Fast eine halbe Million Menschen arbeiteten im Ruhrbergbau - so viele wie nie zuvor und nie wieder danach. Das Ruhrgebiet lieferte die Energie und den Stahl für das deutsche Wirtschaftswunder.

Der Himmel ist wieder blau

60 Jahre später dürfte kaum noch jemand die Städtelandschaft zwischen Duisburg und Dortmund mit Macht und Geld in Verbindung bringen. Der Himmel über der Ruhr ist längst wieder blau – und nicht rußig. Am Ende dieses Jahres ist auf der letzten von einst rund 150 Zechen im Revier für immer Schicht im Schacht.

Der deutsche Bundespräsident Frank-Walter Steinmeier wird am 21. Dezember zur Zeche Prosper-Haniel nach Bottrop kommen, wenn dort symbolisch der letzte Förderwagen mit Kohle ans Tageslicht kommt. Es wird ein historischer Moment, denn nach mehr als 150 Jahren industrieller Steinkohleförderung verschwindet eine Traditionsbranche aus Deutschland. Ein Schicksal, das die Braunkohle, um deren Zukunft gerade erbittert gerungen wird, noch vor sich hat.

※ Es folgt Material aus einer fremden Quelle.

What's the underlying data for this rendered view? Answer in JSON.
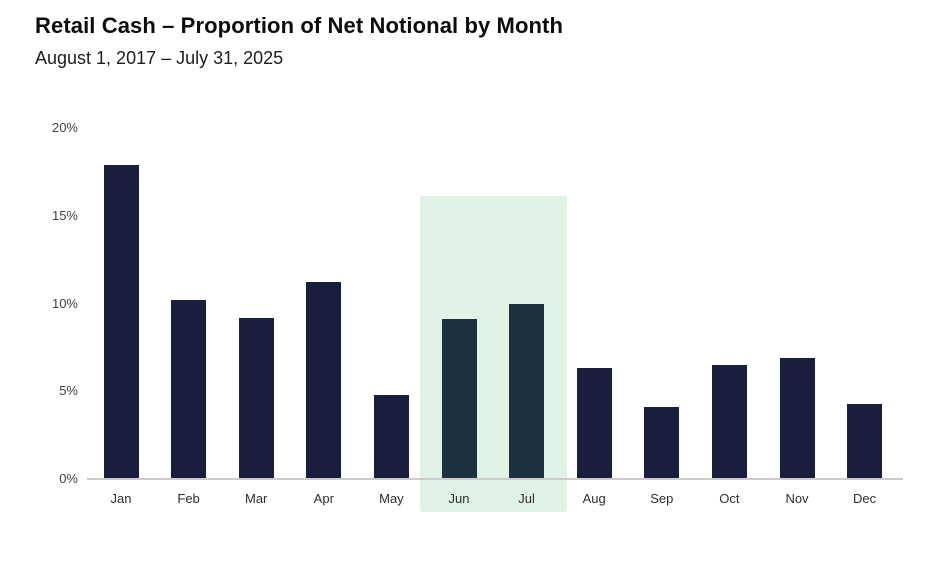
{
  "header": {
    "title": "Retail Cash – Proportion of Net Notional by Month",
    "subtitle": "August 1, 2017 – July 31, 2025"
  },
  "chart_data": {
    "type": "bar",
    "title": "Retail Cash – Proportion of Net Notional by Month",
    "subtitle": "August 1, 2017 – July 31, 2025",
    "categories": [
      "Jan",
      "Feb",
      "Mar",
      "Apr",
      "May",
      "Jun",
      "Jul",
      "Aug",
      "Sep",
      "Oct",
      "Nov",
      "Dec"
    ],
    "values": [
      17.9,
      10.2,
      9.2,
      11.2,
      4.8,
      9.1,
      10.0,
      6.3,
      4.1,
      6.5,
      6.9,
      4.3
    ],
    "unit": "%",
    "xlabel": "",
    "ylabel": "",
    "ylim": [
      0,
      20
    ],
    "yticks": [
      {
        "value": 0,
        "label": "0%"
      },
      {
        "value": 5,
        "label": "5%"
      },
      {
        "value": 10,
        "label": "10%"
      },
      {
        "value": 15,
        "label": "15%"
      },
      {
        "value": 20,
        "label": "20%"
      }
    ],
    "grid": false,
    "legend": "none",
    "highlight": {
      "from_category": "Jun",
      "to_category": "Jul",
      "top_value": 16.1,
      "color": "#e0f1e5"
    },
    "colors": {
      "bar": "#191e3e",
      "bar_highlighted": "#1e3140",
      "axis_line": "#cbcbcb",
      "tick_label": "#3f3f3f"
    }
  }
}
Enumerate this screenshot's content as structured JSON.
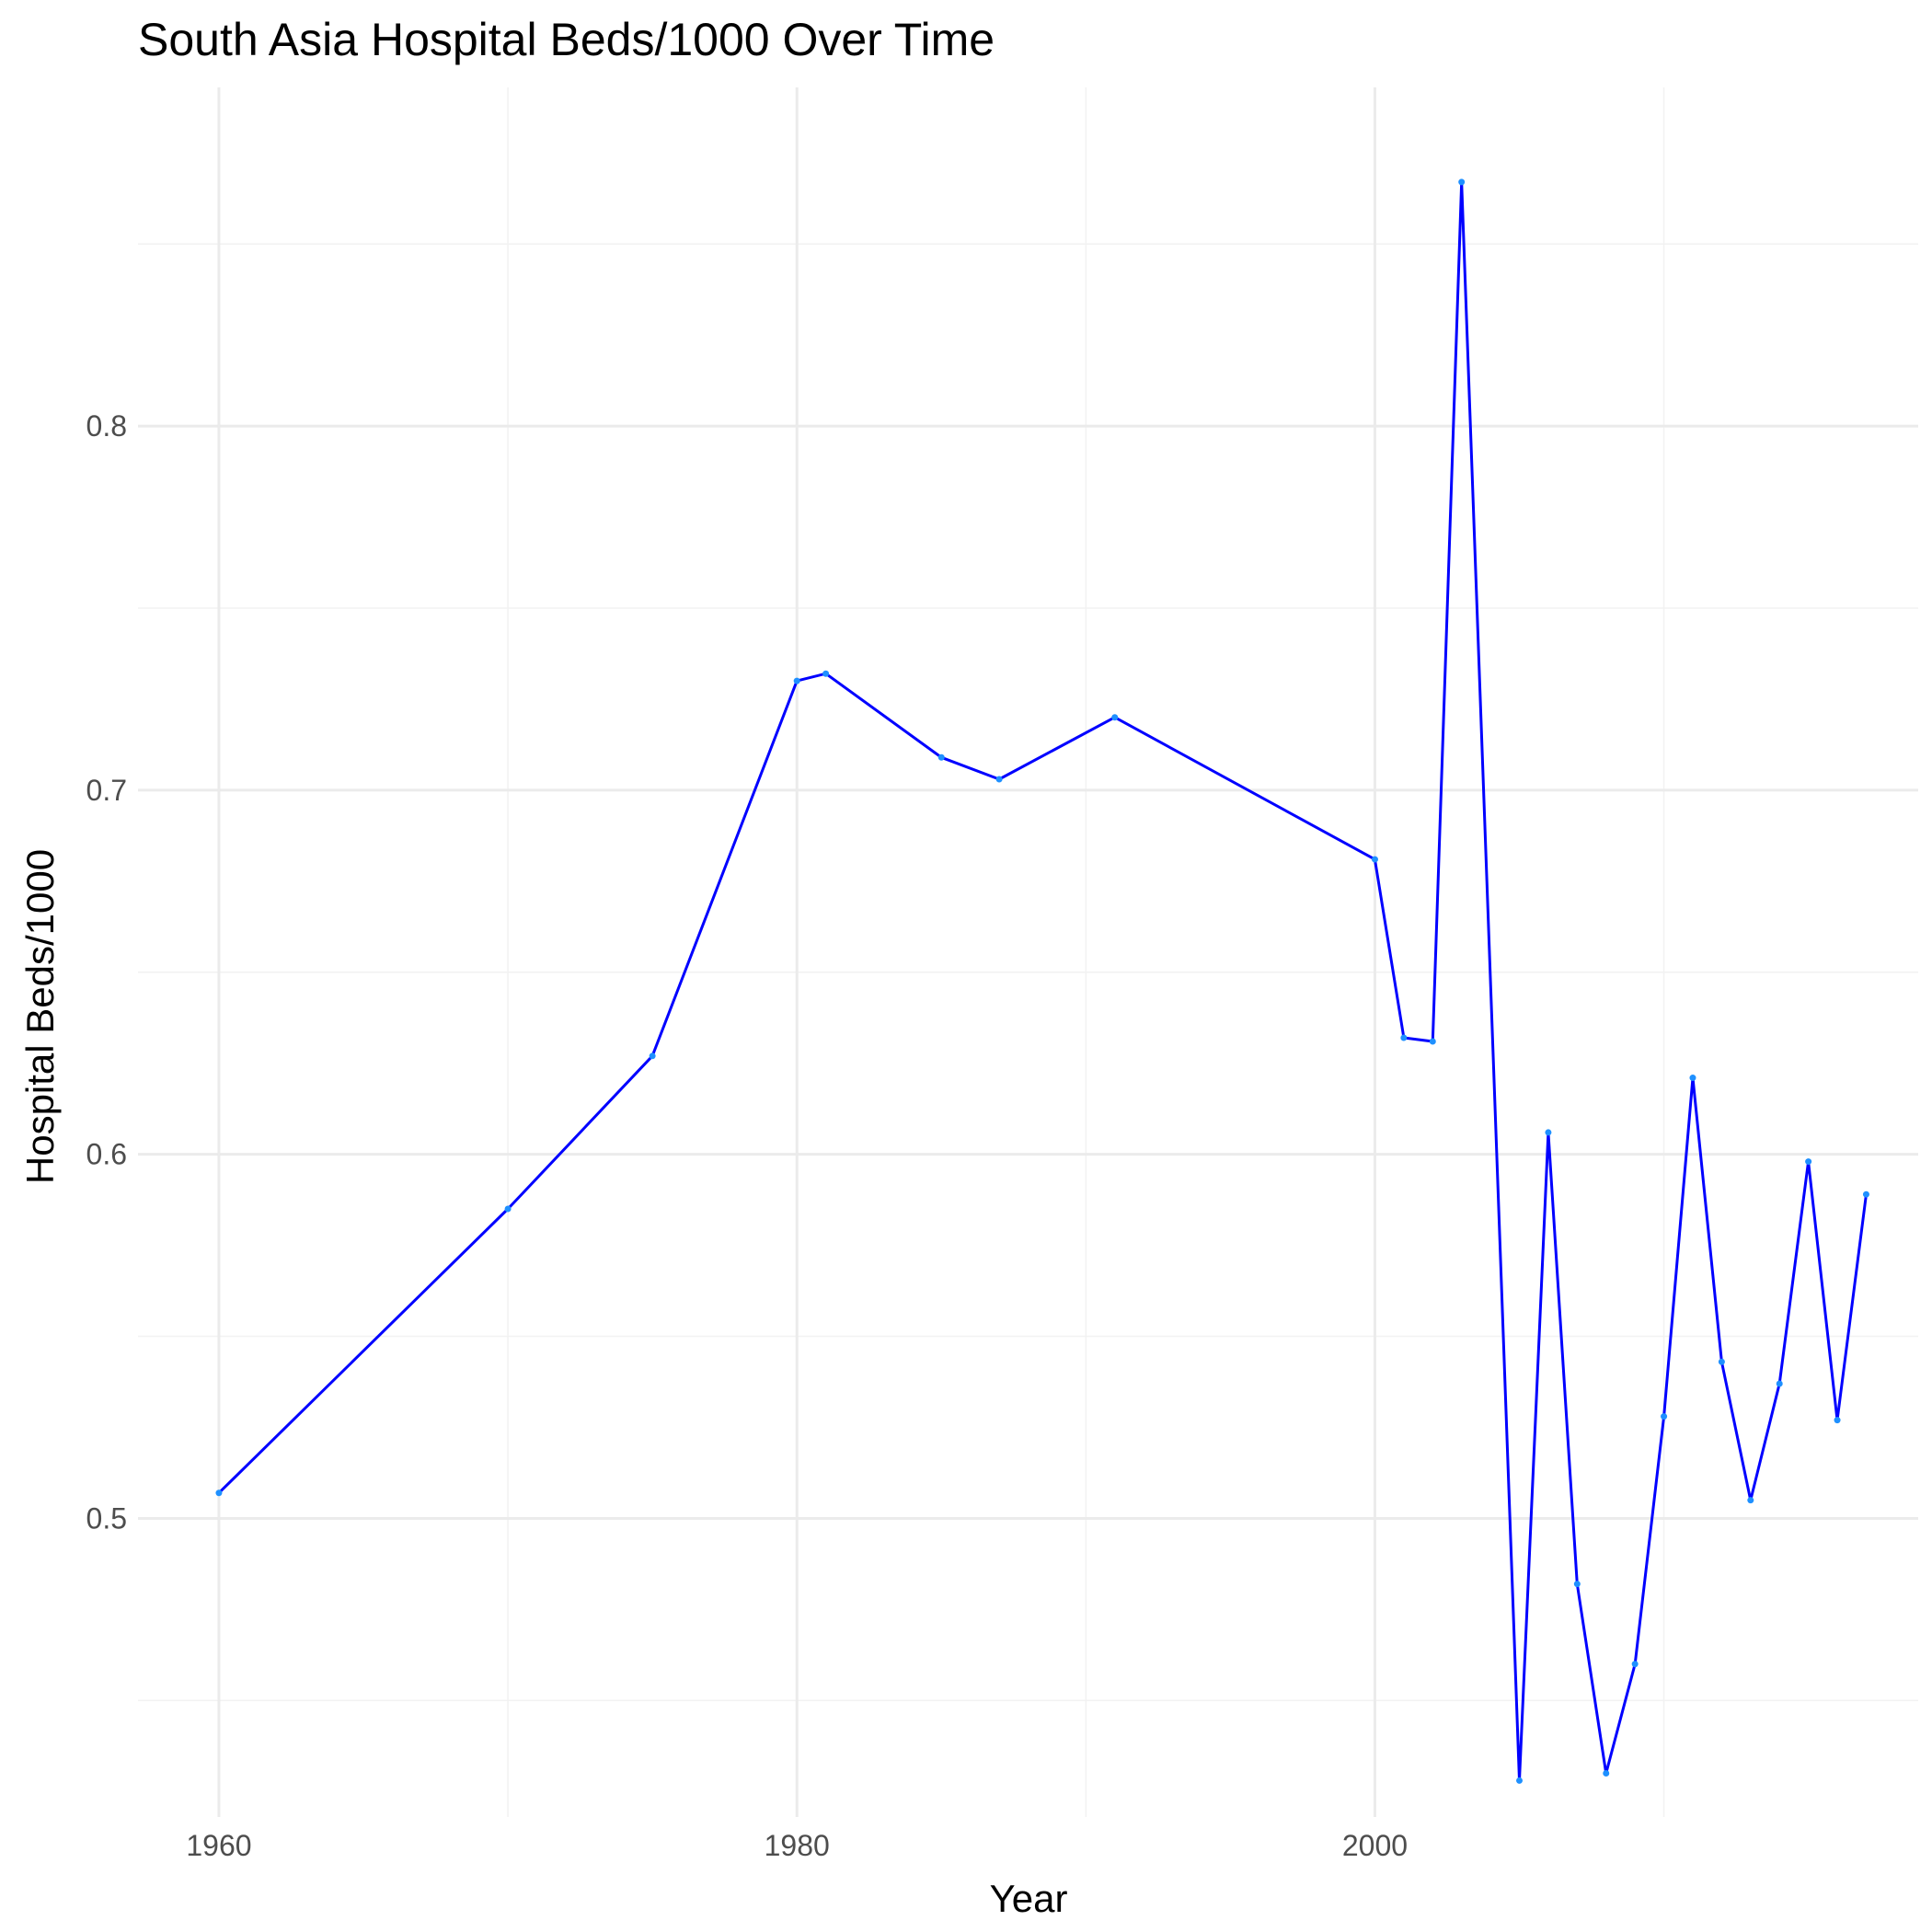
{
  "chart_data": {
    "type": "line",
    "title": "South Asia Hospital Beds/1000 Over Time",
    "xlabel": "Year",
    "ylabel": "Hospital Beds/1000",
    "xlim": [
      1957.2,
      2018.8
    ],
    "ylim": [
      0.418,
      0.893
    ],
    "x_ticks": [
      1960,
      1980,
      2000
    ],
    "x_minor_ticks": [
      1970,
      1990,
      2010
    ],
    "y_ticks": [
      0.5,
      0.6,
      0.7,
      0.8
    ],
    "y_minor_ticks": [
      0.45,
      0.55,
      0.65,
      0.75,
      0.85
    ],
    "grid": true,
    "line_color": "#0000ff",
    "point_color": "#1e90ff",
    "series": [
      {
        "x": [
          1960,
          1970,
          1975,
          1980,
          1981,
          1985,
          1987,
          1991,
          2000,
          2001,
          2002,
          2003,
          2005,
          2006,
          2007,
          2008,
          2009,
          2010,
          2011,
          2012,
          2013,
          2014,
          2015,
          2016,
          2017
        ],
        "values": [
          0.507,
          0.585,
          0.627,
          0.73,
          0.732,
          0.709,
          0.703,
          0.72,
          0.681,
          0.632,
          0.631,
          0.867,
          0.428,
          0.606,
          0.482,
          0.43,
          0.46,
          0.528,
          0.621,
          0.543,
          0.505,
          0.537,
          0.598,
          0.527,
          0.589
        ]
      }
    ]
  }
}
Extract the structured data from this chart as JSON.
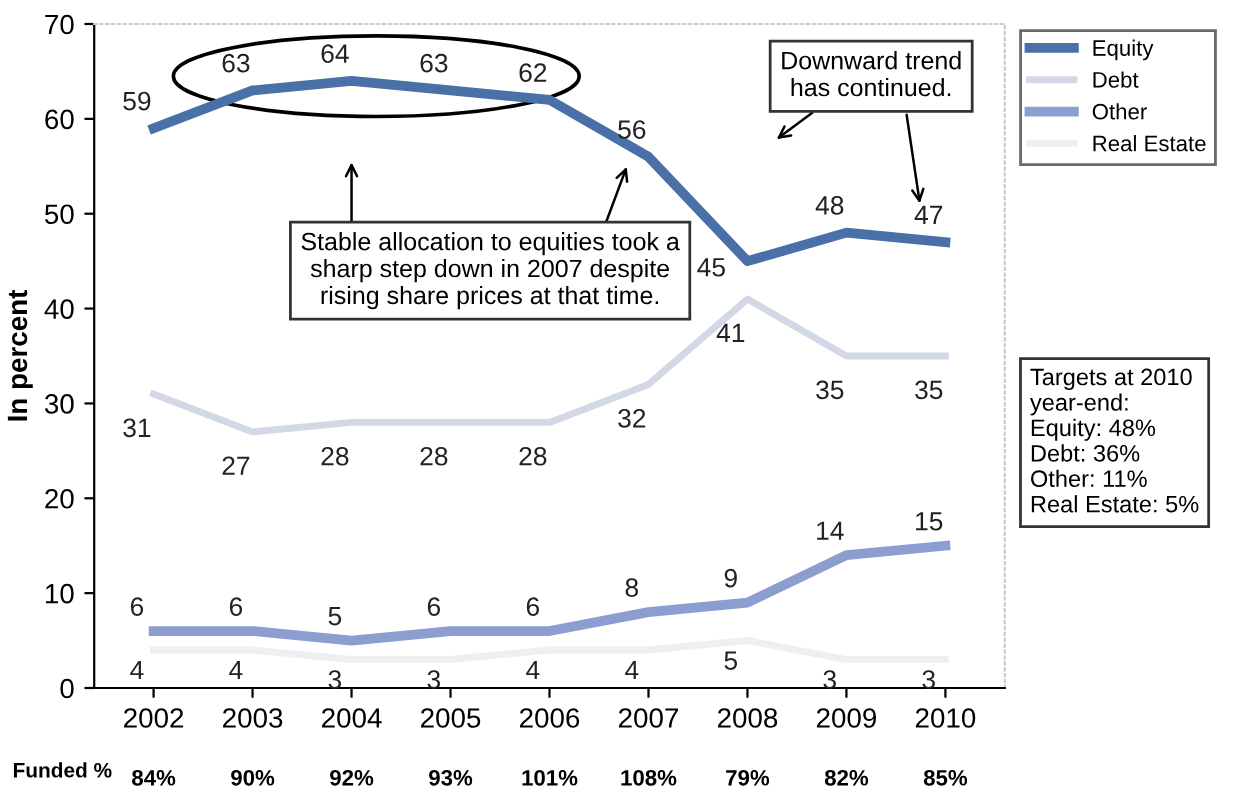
{
  "chart_data": {
    "type": "line",
    "ylabel": "In percent",
    "categories": [
      "2002",
      "2003",
      "2004",
      "2005",
      "2006",
      "2007",
      "2008",
      "2009",
      "2010"
    ],
    "series": [
      {
        "name": "Equity",
        "color": "#4a70a8",
        "values": [
          59,
          63,
          64,
          63,
          62,
          56,
          45,
          48,
          47
        ]
      },
      {
        "name": "Debt",
        "color": "#d3d8e6",
        "values": [
          31,
          27,
          28,
          28,
          28,
          32,
          41,
          35,
          35
        ]
      },
      {
        "name": "Other",
        "color": "#8c9dd0",
        "values": [
          6,
          6,
          5,
          6,
          6,
          8,
          9,
          14,
          15
        ]
      },
      {
        "name": "Real Estate",
        "color": "#eeeef3",
        "values": [
          4,
          4,
          3,
          3,
          4,
          4,
          5,
          3,
          3
        ]
      }
    ],
    "ylim": [
      0,
      70
    ],
    "yticks": [
      0,
      10,
      20,
      30,
      40,
      50,
      60,
      70
    ],
    "data_labels": true,
    "legend": "right",
    "grid": false,
    "marker": "none",
    "line_style": "solid",
    "annotations": [
      "Stable allocation to equities took a\nsharp step down in 2007 despite\nrising share prices at that time.",
      "Downward trend\nhas continued.",
      "Targets at 2010\nyear-end:\nEquity: 48%\nDebt: 36%\nOther: 11%\nReal Estate: 5%",
      "Funded %",
      "84%",
      "90%",
      "92%",
      "93%",
      "101%",
      "108%",
      "79%",
      "82%",
      "85%"
    ]
  }
}
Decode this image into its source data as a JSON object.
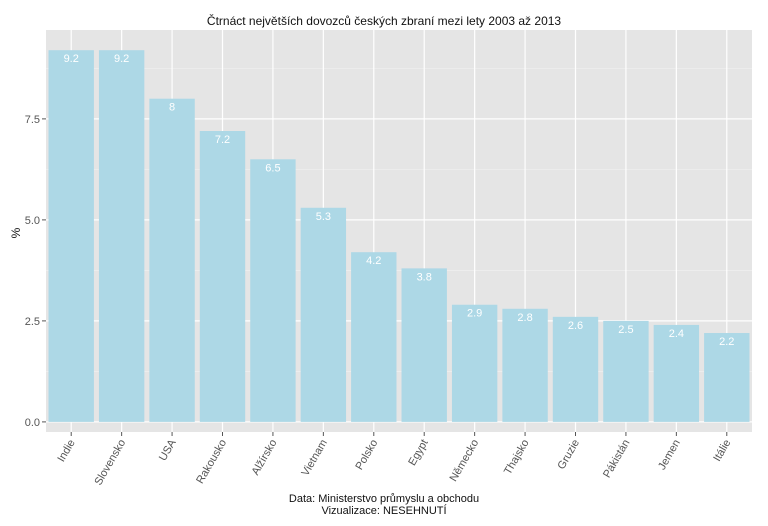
{
  "chart_data": {
    "type": "bar",
    "title": "Čtrnáct největších dovozců českých zbraní mezi lety 2003 až 2013",
    "xlabel": "",
    "ylabel": "%",
    "categories": [
      "Indie",
      "Slovensko",
      "USA",
      "Rakousko",
      "Alžírsko",
      "Vietnam",
      "Polsko",
      "Egypt",
      "Německo",
      "Thajsko",
      "Gruzie",
      "Pákistán",
      "Jemen",
      "Itálie"
    ],
    "values": [
      9.2,
      9.2,
      8,
      7.2,
      6.5,
      5.3,
      4.2,
      3.8,
      2.9,
      2.8,
      2.6,
      2.5,
      2.4,
      2.2
    ],
    "value_labels": [
      "9.2",
      "9.2",
      "8",
      "7.2",
      "6.5",
      "5.3",
      "4.2",
      "3.8",
      "2.9",
      "2.8",
      "2.6",
      "2.5",
      "2.4",
      "2.2"
    ],
    "yticks": [
      "0.0",
      "2.5",
      "5.0",
      "7.5"
    ],
    "ytick_values": [
      0,
      2.5,
      5,
      7.5
    ],
    "ylim": [
      -0.25,
      9.7
    ],
    "grid": true,
    "bar_color": "#add8e6",
    "panel_color": "#e5e5e5",
    "label_color": "#ffffff"
  },
  "caption": {
    "line1": "Data: Ministerstvo průmyslu a obchodu",
    "line2": "Vizualizace: NESEHNUTÍ"
  }
}
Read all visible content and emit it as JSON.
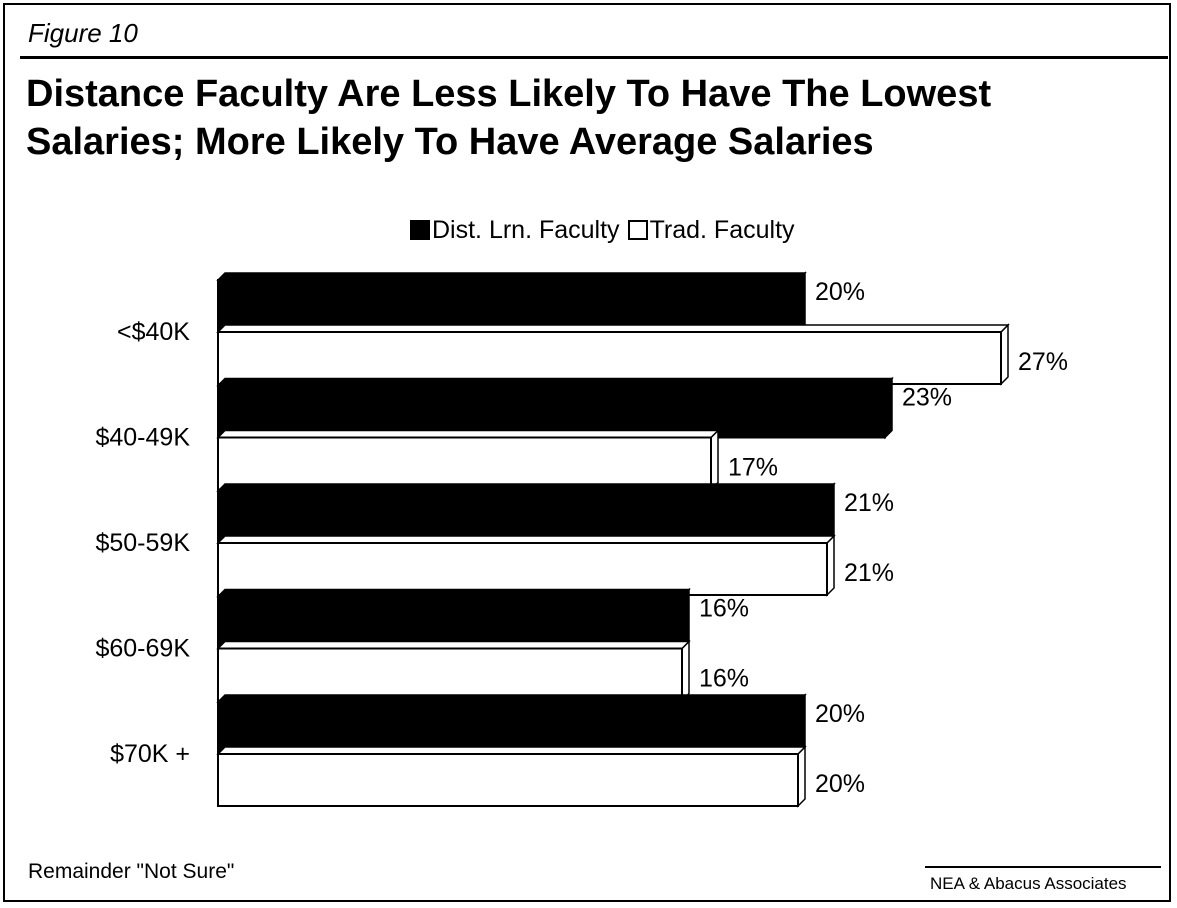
{
  "figure_label": "Figure 10",
  "colors": {
    "dist": "#000000",
    "trad": "#ffffff",
    "outline": "#000000"
  },
  "chart_data": {
    "type": "bar",
    "orientation": "horizontal",
    "title": "Distance Faculty Are Less Likely To Have The Lowest Salaries; More Likely To Have Average Salaries",
    "categories": [
      "<$40K",
      "$40-49K",
      "$50-59K",
      "$60-69K",
      "$70K +"
    ],
    "series": [
      {
        "name": "Dist. Lrn. Faculty",
        "values": [
          20,
          23,
          21,
          16,
          20
        ],
        "labels": [
          "20%",
          "23%",
          "21%",
          "16%",
          "20%"
        ]
      },
      {
        "name": "Trad. Faculty",
        "values": [
          27,
          17,
          21,
          16,
          20
        ],
        "labels": [
          "27%",
          "17%",
          "21%",
          "16%",
          "20%"
        ]
      }
    ],
    "value_suffix": "%",
    "xlim": [
      0,
      28
    ],
    "grid": false,
    "legend": "top"
  },
  "footnote": "Remainder \"Not Sure\"",
  "source": "NEA & Abacus Associates"
}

Geprägt wird die Erinnerung an die Kohle von ihrer großen Zeit in der jungen Bundesrepublik Deutschland. "Man kann sagen, dass unser Bild vom Bergbau vor allem durch die erfolgreiche Zeit der 1950er Jahre bestimmt ist. Damals erhielt er das positive, teilweise heroische Image, das ihm bis heute zu eigen ist", sagt Heinrich Theodor Grütter. Er leitet das Ruhrmuseum auf der zum Weltkulturerbe aufgestiegenen Zeche Zollverein in Essen. Grütter steht auf dem Dach der ehemaligen Kohlenwäsche und zeigt mit weit ausholender Geste über das riesige Gelände der Zeche, die einst als leistungsfähigstes Bergwerk der Welt galt.

"Der Kohlehunger war immens"

"Der Kohlehunger war immens, Arbeitskräfte wurden gesucht, Bergleute verdienten Spitzenlöhne wie heute bei VW oder Daimler", beschreibt Grütter die Zeit, als Kohle noch schwarzes Gold war. Bis zu 8.000 Menschen arbeiteten einmal auf Zollverein. Die Zahl der heute noch aktiven Bergleute ist auf eine überschaubare Gruppe geschrumpft. Auf Prosper-Haniel und der zweiten zum Jahresende schließenden Zeche in Ibbenbüren im Münsterland arbeiten noch rund 3.500 Bergleute.